When Alissa learned that she was a match, she informed her parents, who embraced her decision.

“I just felt such a peace about it,” Alissa said. “I was like, ‘I’m young, I’m healthy, I can do this.'”

Kryn’s kidney function, meanwhile, had dropped to about 8 percent. The loss of function was due to Alports syndrome, a hereditary condition that affects kidney function as well as vision and hearing. He was fatigued, retaining fluid, and there was an increasingly strong, ammonia-like taste in his mouth. Without a new kidney, dialysis was looming.

After Alissa told her parents, she called Kryn’s family, and his mother answered. Alissa recalled her reaction on her blog:

“Oh my goodness! Oh my goodness! Oh my goodness!… Tammy was a little excited. :)”

Kryn wasn’t at home for Alissa’s phone call that evening. “I was at youth group, and my sister pulled me aside and said, ‘We found a match for you, and I was like, ‘Yes!'”

Surgery was set for Dec. 9, allowing Alissa to wrap up her semester work and to recover before the spring semester began. UAMS transplant surgeon Frederick Bentley, M.D., and laparoscopic surgeon Diane Rhoden, M.D., removed Alissa’s kidney through a 2-inch incision using minimally invasive techniques. Dr. Bentley then performed the transplant.

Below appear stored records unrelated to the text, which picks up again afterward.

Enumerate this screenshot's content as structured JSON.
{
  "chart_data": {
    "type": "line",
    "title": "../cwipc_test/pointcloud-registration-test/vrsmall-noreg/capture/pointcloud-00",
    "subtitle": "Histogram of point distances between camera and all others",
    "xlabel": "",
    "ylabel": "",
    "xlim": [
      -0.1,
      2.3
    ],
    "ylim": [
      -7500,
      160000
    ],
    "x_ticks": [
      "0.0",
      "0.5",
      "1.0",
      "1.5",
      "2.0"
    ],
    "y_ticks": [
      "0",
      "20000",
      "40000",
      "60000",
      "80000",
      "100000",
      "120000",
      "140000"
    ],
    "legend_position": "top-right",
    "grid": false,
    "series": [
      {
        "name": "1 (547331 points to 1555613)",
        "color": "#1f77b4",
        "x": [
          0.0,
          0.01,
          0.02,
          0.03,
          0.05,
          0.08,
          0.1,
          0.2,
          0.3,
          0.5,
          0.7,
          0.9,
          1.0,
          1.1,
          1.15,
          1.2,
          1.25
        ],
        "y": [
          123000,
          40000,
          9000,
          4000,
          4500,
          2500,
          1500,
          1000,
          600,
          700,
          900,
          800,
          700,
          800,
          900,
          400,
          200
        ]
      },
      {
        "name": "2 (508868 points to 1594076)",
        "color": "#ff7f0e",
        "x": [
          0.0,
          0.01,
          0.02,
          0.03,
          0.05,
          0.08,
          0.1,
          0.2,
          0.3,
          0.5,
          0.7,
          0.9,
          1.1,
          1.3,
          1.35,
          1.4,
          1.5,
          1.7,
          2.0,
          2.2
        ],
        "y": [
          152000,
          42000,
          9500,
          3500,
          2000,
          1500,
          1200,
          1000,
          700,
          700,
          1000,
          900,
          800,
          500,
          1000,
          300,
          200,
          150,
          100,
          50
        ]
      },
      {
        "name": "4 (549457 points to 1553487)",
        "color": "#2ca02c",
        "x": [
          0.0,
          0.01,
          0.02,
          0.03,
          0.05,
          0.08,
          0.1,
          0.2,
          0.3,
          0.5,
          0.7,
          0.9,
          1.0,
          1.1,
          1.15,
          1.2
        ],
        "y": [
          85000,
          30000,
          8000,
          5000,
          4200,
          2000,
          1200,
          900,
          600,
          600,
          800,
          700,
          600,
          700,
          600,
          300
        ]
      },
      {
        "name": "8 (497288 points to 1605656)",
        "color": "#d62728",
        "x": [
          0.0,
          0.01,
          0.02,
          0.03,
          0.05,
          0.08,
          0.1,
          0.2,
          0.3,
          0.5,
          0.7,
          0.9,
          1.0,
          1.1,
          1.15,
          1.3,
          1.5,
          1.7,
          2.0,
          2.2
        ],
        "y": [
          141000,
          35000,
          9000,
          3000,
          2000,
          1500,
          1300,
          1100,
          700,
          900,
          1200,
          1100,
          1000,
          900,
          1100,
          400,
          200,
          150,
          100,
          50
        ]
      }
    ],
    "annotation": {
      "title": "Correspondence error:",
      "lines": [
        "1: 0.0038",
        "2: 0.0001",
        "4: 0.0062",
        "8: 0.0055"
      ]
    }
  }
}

Two weeks after surgery, both Kryn and Alissa were doing well.

“I feel great,” Kryn said during a follow-up visit three days before Christmas. “My energy levels are way higher than they were before the surgery.”

“It’s just been amazing how well its gone,” said Alissa, who was able to leave the hospital after just two days.

Her father, Randy Pitcher, said the families were impressed by the UAMS experience.

“The hospital and the people here, even the housekeepers and the people who bring food are so polite and so accommodating. They always have a smile and a kind word to say. I’ve never sat in a waiting room where they give you a beeper and update you every step of the surgery. It was awesome to get those updates.”

Dr. Bentley said it was rare to have such a young donor and recipient. Typical recipients are in their 40s and older, and living non-related donors are usually spouses.

Dr. Bentley noted that immediately after surgery Pitcher’s kidney function was reduced by half, but in six months it will be back to 85 percent.

The other kidney works harder and actually gets larger, Dr. Bentley said. People live whole lives with just one kidney with no problem.

Diane Richards said she was impressed by Alissa throughout the process.

“It was remarkable to see her, as young as she is, come forward like she did,” Diane said. “She was willing to interrupt her whole life; it was truly a selfless act.”